Point-in-time recovery (PITR) has already been available for various databases for a while, but public clouds accelerate the adaption and integration into corporate backup strategies. PITR is a time-travel tool allowing admins and engineers to roll back a database state to any given time, e.g., within the last week or month (Figure 3, left). If available and active, PITR makes daily and weekly backups obsolete. Depending on the concrete needs, risk appetite, and features of a specific cloud service, companies need the “grandfather” backup in addition to PITR.
Object versioning is another concept, helpful especially for object storage. When users, scripts, or applications replace an object with a newer version, the cloud keeps the old version for a defined period (Figure 3, right). During this period, there is no need for additional backups (e.g., daily or weekly), though architects might have to configure long-term backups extra.
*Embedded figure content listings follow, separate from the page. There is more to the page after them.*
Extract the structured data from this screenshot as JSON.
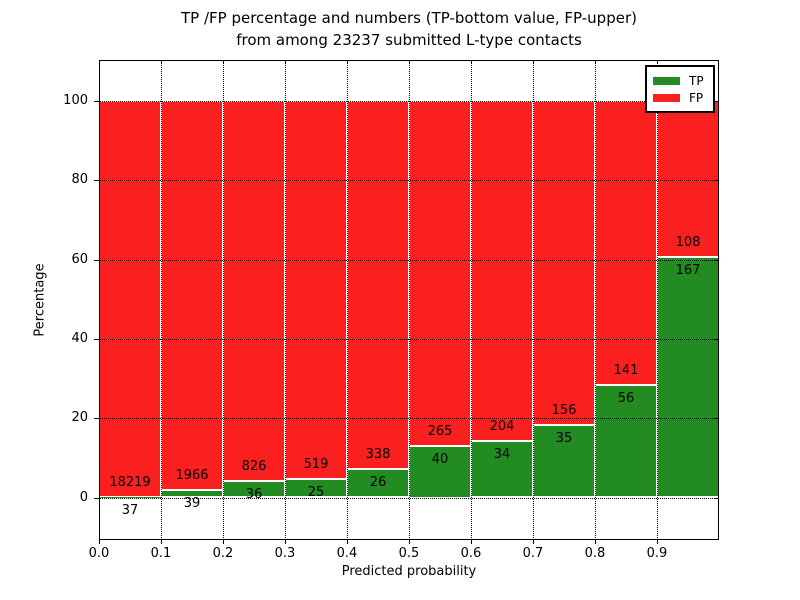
{
  "title": {
    "line1": "TP /FP percentage and numbers (TP-bottom value, FP-upper)",
    "line2": "from among 23237 submitted L-type contacts"
  },
  "chart_data": {
    "type": "bar",
    "stacked": true,
    "normalized": "each 0.1-wide bin is scaled to 100%, green TP share at bottom, red FP share above",
    "bin_width": 0.1,
    "bin_starts": [
      0.0,
      0.1,
      0.2,
      0.3,
      0.4,
      0.5,
      0.6,
      0.7,
      0.8,
      0.9
    ],
    "series": [
      {
        "name": "TP",
        "color": "#228b22",
        "values": [
          37,
          39,
          36,
          25,
          26,
          40,
          34,
          35,
          56,
          167
        ]
      },
      {
        "name": "FP",
        "color": "#fb2020",
        "values": [
          18219,
          1966,
          826,
          519,
          338,
          265,
          204,
          156,
          141,
          108
        ]
      }
    ],
    "value_labels": "FP count printed just above the TP/FP boundary, TP count just below it, centered on each bar",
    "total_contacts": 23237,
    "xlabel": "Predicted probability",
    "ylabel": "Percentage",
    "x_tick_labels": [
      "0.0",
      "0.1",
      "0.2",
      "0.3",
      "0.4",
      "0.5",
      "0.6",
      "0.7",
      "0.8",
      "0.9"
    ],
    "y_ticks": [
      0,
      20,
      40,
      60,
      80,
      100
    ],
    "y_tick_labels": [
      "0",
      "20",
      "40",
      "60",
      "80",
      "100"
    ],
    "xlim": [
      0.0,
      1.0
    ],
    "ylim_percent": [
      -10.7,
      110.4
    ],
    "grid": {
      "style": "dotted",
      "color": "#000000"
    },
    "bar_edge_color": "#ffffff",
    "background": "#ffffff",
    "legend": {
      "position": "upper-right",
      "entries": [
        "TP",
        "FP"
      ]
    }
  }
}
Traditional Backup Rules Still Applicable Today
It was never easier to configure backups than in the cloud. A few clicks and you’re done – and yet, enormous bills for storage consumption might ruin your business case. To prevent costs from skyrocketing, architects must consider the cost-benefit relation when defining the cloud backup strategy. Keeping your monthly backups for a year means you have twelve versions. There are four more versions for keeping the weekly backups for a month. Plus, if you perform full daily backups and store them for a week, these are seven additional versions. So, the backup storage volume is 21 times higher than the one for production.
Established, traditional backup rules such as 3-2-1 and grandfather-father-son are still relevant for today’s cloud architectures. Their relevance comes more from the requirements behind the strategies rather than their exact rules and technologies. However, clouds also come with new features, including redundancy and cloud backup features most medium and small companies would never have dreamed of some years ago.
Thus, the task for cloud engineers is not to implement the patterns as before. They should take the still-valid old requirements and address them with today’s cloud features. Thereby, IT departments can define and implement cost-effective and forward-looking cloud backup strategies.